This month, the US Army raised another Typhon Mid-Range Capabilities (MRC) land-attack missile unit for use in the western Pacific against China. The system, firing the SM-6 air defense missile, is repurposed for land strikes.
Along with the Tomahawk, the system bridges a range gap uncovered by the 500-km Precision Strike Missile (PrSM) and the 2000-km-plus range under-developed Long Range Hypersonic Weapon (LRHW).
During exercises, the US also deployed the SM-6 variant of the Typhon MRC in September 2023 on the Danish island of Bornholm in the Baltic Sea. While it is unclear whether the launcher is still in the feature, China and Russia have objected to the system’s deployment.
Moscow had notably argued that the US had long wanted to introduce the system and was only waiting for the collapse of the Intermediate-Range Nuclear Forces (INF) Treaty that prohibited the fielding of the system.

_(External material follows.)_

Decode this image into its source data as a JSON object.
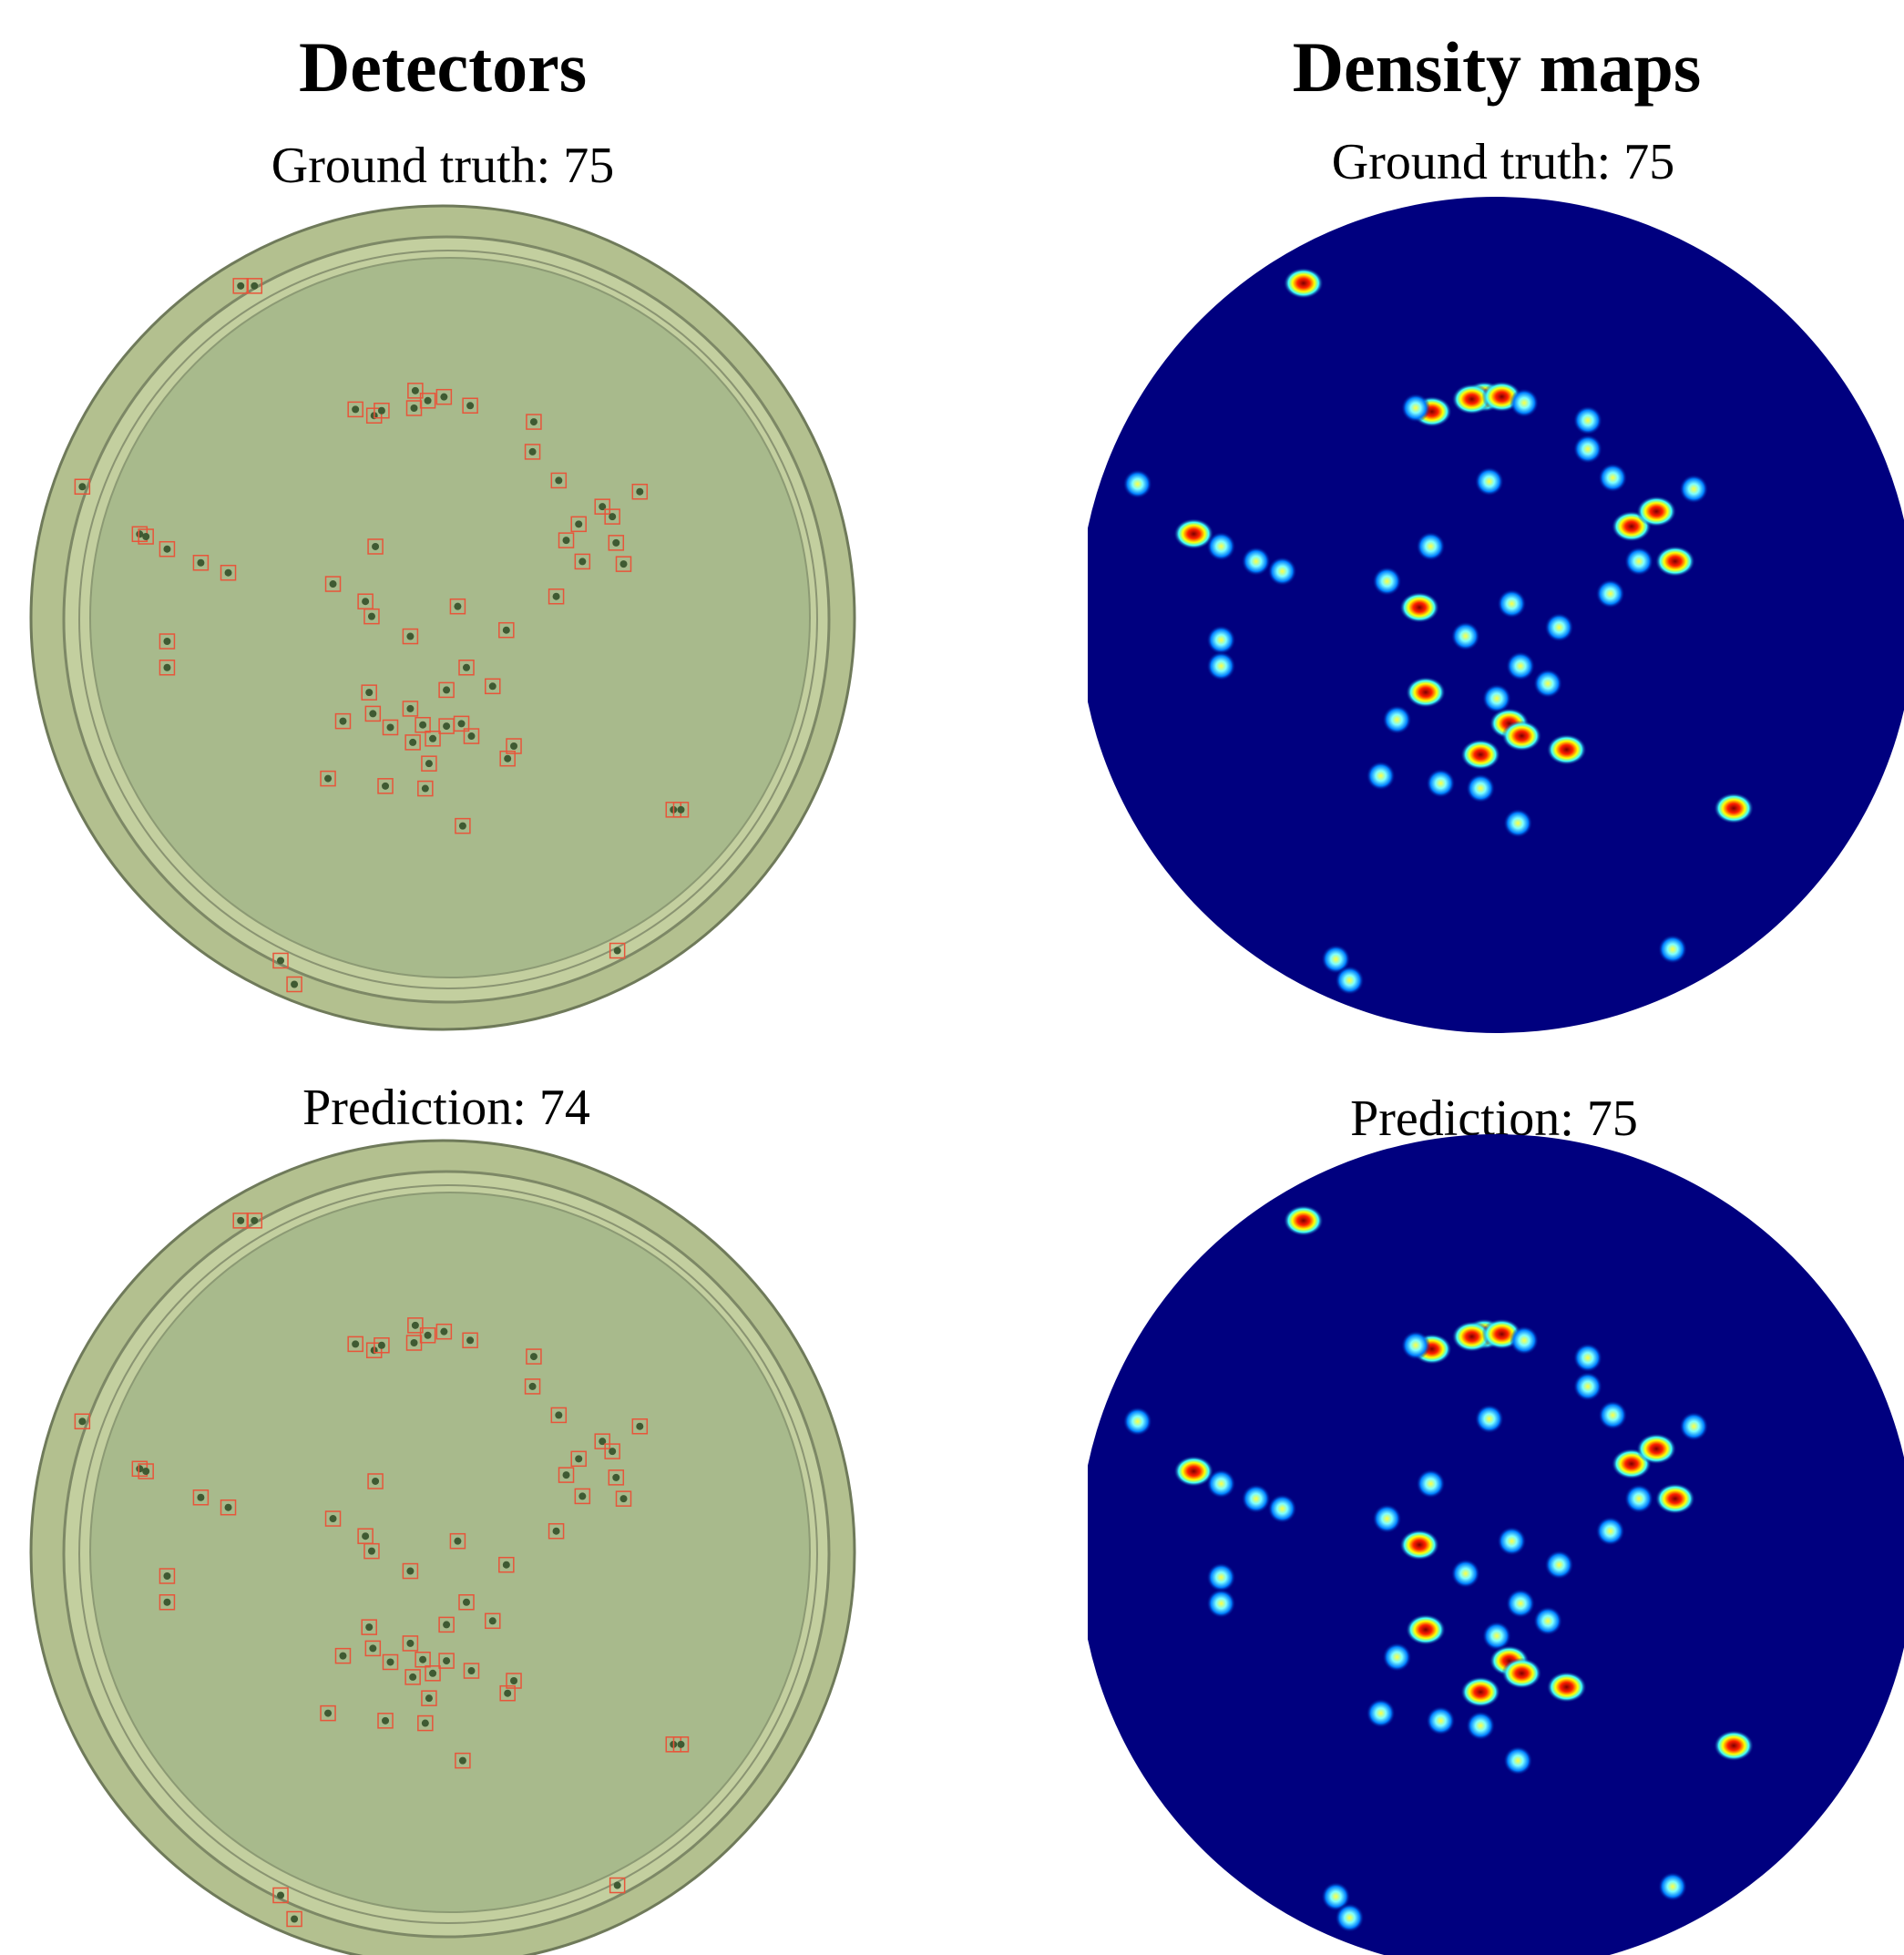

Official US literature suggests the MRC Typhon is not a standalone weapon that operates independently but complements other air and possible land actions on adversary militaries.
New Missiles’ Use
A press release identified the Delta Battery, 5th Battalion, 3rd Field Artillery Regiment, 1 Multi-Domain Task Force as the “second battery” that now operates an MRC Typhon system. This unit was raised at the Joint Base Lewis-McChord in Washington.
“The MRC Launcher can fire the Standard Missile – 6 (SM-6) and Tomahawk Land Attack Missile (TLAM). These missiles allow the Army to prosecute maritime and land targets in support of multi-domain operations,” the statement said.

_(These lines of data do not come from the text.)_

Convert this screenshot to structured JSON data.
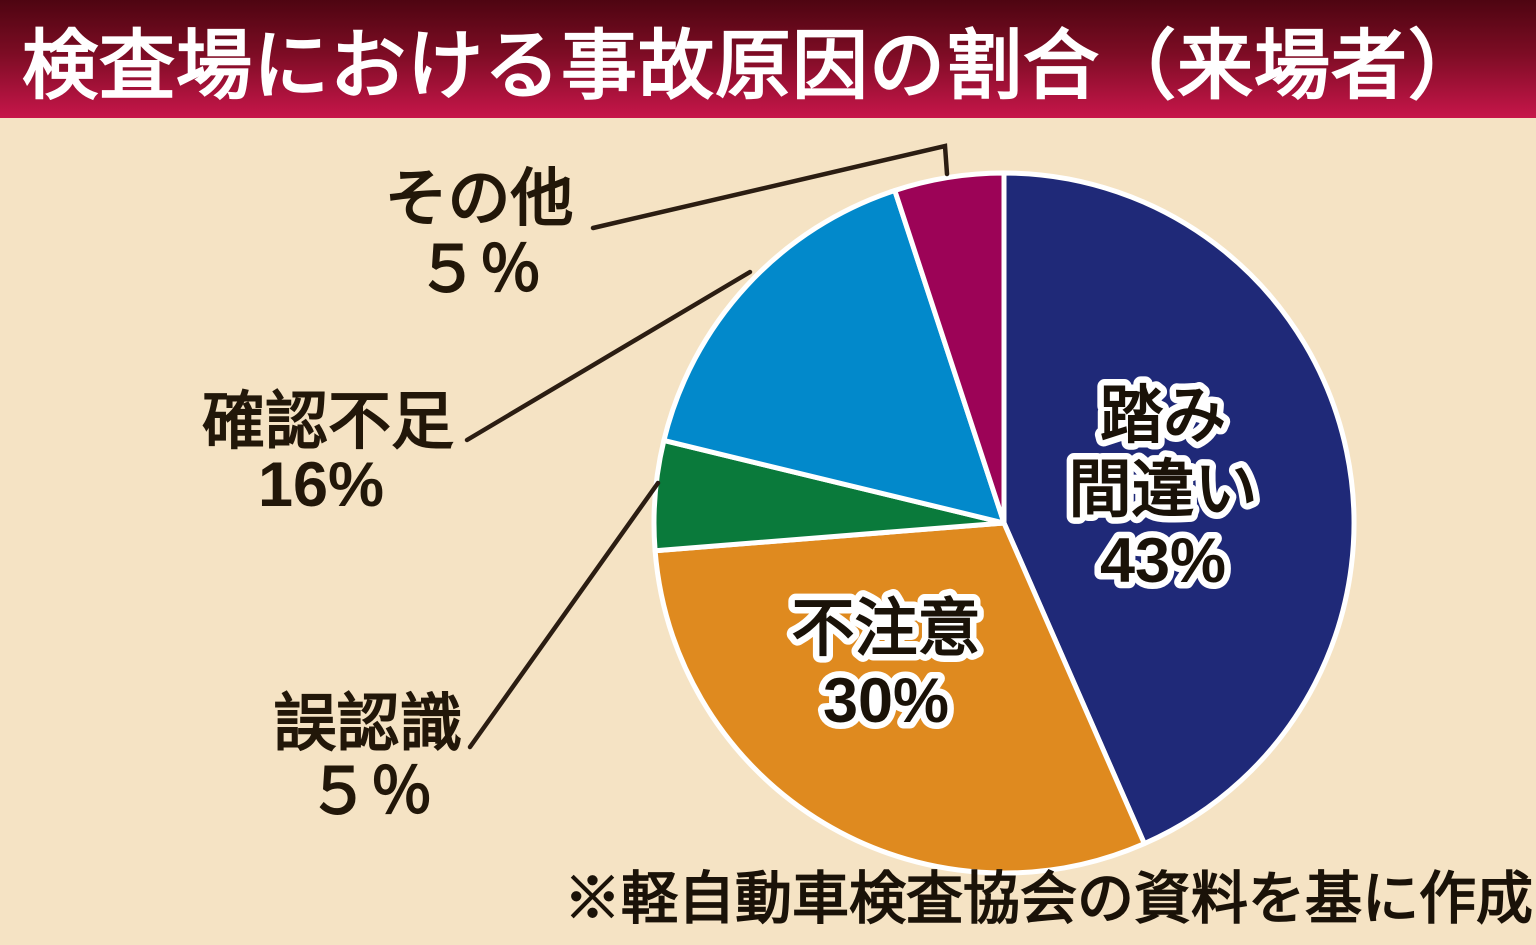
{
  "title": "検査場における事故原因の割合（来場者）",
  "source_note": "※軽自動車検査協会の資料を基に作成",
  "colors": {
    "background": "#F5E3C4",
    "header_gradient_top": "#4E0511",
    "header_gradient_bottom": "#C7164A",
    "title_text": "#FFFFFF",
    "label_text": "#1A1208",
    "leader_line": "#2B1D12",
    "slice_outline": "#FFFFFF"
  },
  "chart_data": {
    "type": "pie",
    "title": "検査場における事故原因の割合（来場者）",
    "direction": "clockwise",
    "start_angle": "12-oclock",
    "legend_position": "none",
    "slices": [
      {
        "label": "踏み間違い",
        "value": 43,
        "display": "43%",
        "color": "#1F2978",
        "label_placement": "inside",
        "label_lines": [
          "踏み",
          "間違い",
          "43%"
        ]
      },
      {
        "label": "不注意",
        "value": 30,
        "display": "30%",
        "color": "#DF8A1F",
        "label_placement": "inside",
        "label_lines": [
          "不注意",
          "30%"
        ]
      },
      {
        "label": "誤認識",
        "value": 5,
        "display": "５％",
        "color": "#0A7A3B",
        "label_placement": "outside",
        "label_lines": [
          "誤認識",
          "５％"
        ]
      },
      {
        "label": "確認不足",
        "value": 16,
        "display": "16%",
        "color": "#0289CB",
        "label_placement": "outside",
        "label_lines": [
          "確認不足",
          "16%"
        ]
      },
      {
        "label": "その他",
        "value": 5,
        "display": "５％",
        "color": "#9C0357",
        "label_placement": "outside",
        "label_lines": [
          "その他",
          "５％"
        ]
      }
    ]
  }
}
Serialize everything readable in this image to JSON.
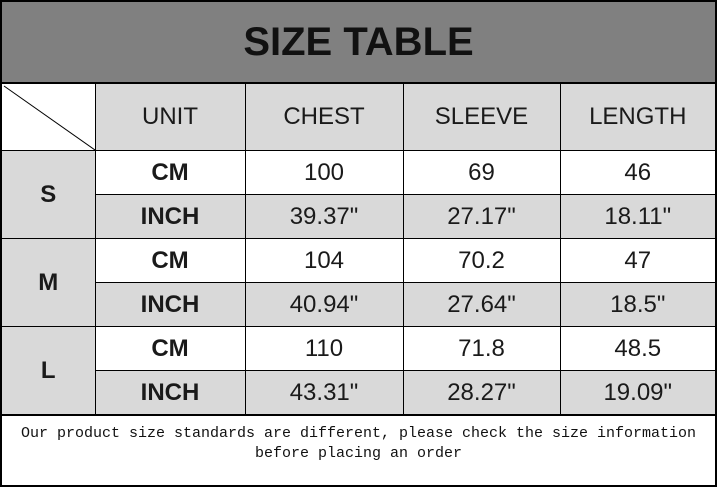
{
  "title": "SIZE TABLE",
  "headers": [
    "UNIT",
    "CHEST",
    "SLEEVE",
    "LENGTH"
  ],
  "rows": [
    {
      "size": "S",
      "cm": [
        "CM",
        "100",
        "69",
        "46"
      ],
      "inch": [
        "INCH",
        "39.37\"",
        "27.17\"",
        "18.11\""
      ]
    },
    {
      "size": "M",
      "cm": [
        "CM",
        "104",
        "70.2",
        "47"
      ],
      "inch": [
        "INCH",
        "40.94\"",
        "27.64\"",
        "18.5\""
      ]
    },
    {
      "size": "L",
      "cm": [
        "CM",
        "110",
        "71.8",
        "48.5"
      ],
      "inch": [
        "INCH",
        "43.31\"",
        "28.27\"",
        "19.09\""
      ]
    }
  ],
  "note_line1": "Our product size standards are different, please check the size information",
  "note_line2": "before placing an order",
  "colors": {
    "title_bg": "#808080",
    "header_bg": "#d9d9d9",
    "border": "#000000"
  }
}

It is unclear if this latest unit can fire either the SM-6 or the Tomahawk. But it would be prudent to assume that for flexibility purposes and given the dynamic nature of threats presented in the event of a conflict with Russia or China, a unit would have both missiles at its disposal.
Possibly, the unique region and the location of the battery might decide a slightly higher number of either of the two missiles. For instance, the SM-6 also possesses anti-ship capability, making it more suitable for forward locations facing naval threats.

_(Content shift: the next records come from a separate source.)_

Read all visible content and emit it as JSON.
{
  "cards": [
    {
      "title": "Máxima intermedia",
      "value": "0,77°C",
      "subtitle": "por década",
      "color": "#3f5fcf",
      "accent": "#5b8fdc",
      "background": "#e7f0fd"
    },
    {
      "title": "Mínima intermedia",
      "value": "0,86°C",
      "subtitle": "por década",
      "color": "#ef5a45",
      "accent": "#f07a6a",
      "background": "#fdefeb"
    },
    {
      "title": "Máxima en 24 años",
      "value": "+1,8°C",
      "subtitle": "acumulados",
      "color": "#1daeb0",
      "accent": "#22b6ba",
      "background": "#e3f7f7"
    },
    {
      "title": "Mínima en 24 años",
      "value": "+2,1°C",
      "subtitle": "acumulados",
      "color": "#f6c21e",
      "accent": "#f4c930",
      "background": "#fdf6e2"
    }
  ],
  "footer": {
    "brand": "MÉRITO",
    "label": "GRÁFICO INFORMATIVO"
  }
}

In this case, it could be China or Bornholm. Bornholm can also hold a few Tomahawk Typhon units to strike the Russian Baltic exclave of Kaliningrad. But the Pacific seems to primarily be the focus, based on statements of US Army officials.
“The activation of Delta Battery, 5-3 FA expands our Long-Range Fires Battalion capacity to support our Joint Indo-Pacific Mission – providing a credible, land-based maritime strike capability. Elements of this battery are already projected to operate in the Pacific later this year,” Lt Col Blane, commander of the 5th Battalion, 3rd Field Artillery Regiment, was quoted in one report.
The exact location in the Pacific, however, remains a mystery. US Army Pacific commander General Charles Flynn told journalists on the sidelines of the Halifax International Security Forum in November 2023 that the Typhon will be deployed to the Indo-Pacific in 2024.
“We have tested them and have a battery or two of them today. In 2024, we intend to deploy that system in your region. I’m not going to say where and when. But I will say that we will deploy them,” Flynn said.
However, the Typhon MRC’s missiles and the dynamics of their composition and location are purely in the realm of speculation, considering the US Army has released very little information on the system and even the first battery that was activated.
What Is The Typhon System?
The Tomahawk and the SM-6 are a part of the Typhon system, where the missiles are fired from the Mk.41 universal launchers to strike China and Russia’s forward bases. The Tomahawk version of the Typhon was test-fired late in June 2023. The naval version of the land-fired Tomahawk was unveiled a month later in July.
Meanwhile, the SM-6 version of the Typhon was “rehearsed” in its road-mobile form in September 2022 under the US European Command, EurAsian Times reported. The rehearsal showed containers on articulated trucks claimed to be carrying the SM-6.
The MRC/Typhon system bridges the range gap between the 482-kilometer range of Precision Strike Missile (PrSM) and the 2776-kilometer range of the US Army’s hypersonic Long-Range Hypersonic Weapon (LRHW). In other words, it requires missiles to reach targets up to 1,800 km away.
Interestingly, the Tomahawk and the Naval Strike Missile (NSM) – of the Navy/Marine Corps Expeditionary Ship Interdiction System (NMESIS) – are part of a larger US Marine Corps (USMC) island-hopping strategy of firing anti-ship missiles on Chinese warships from friendly nations’ islands in the South and East China Seas.
The NMESIS, too, undertook its third test-firing earlier in July 2023.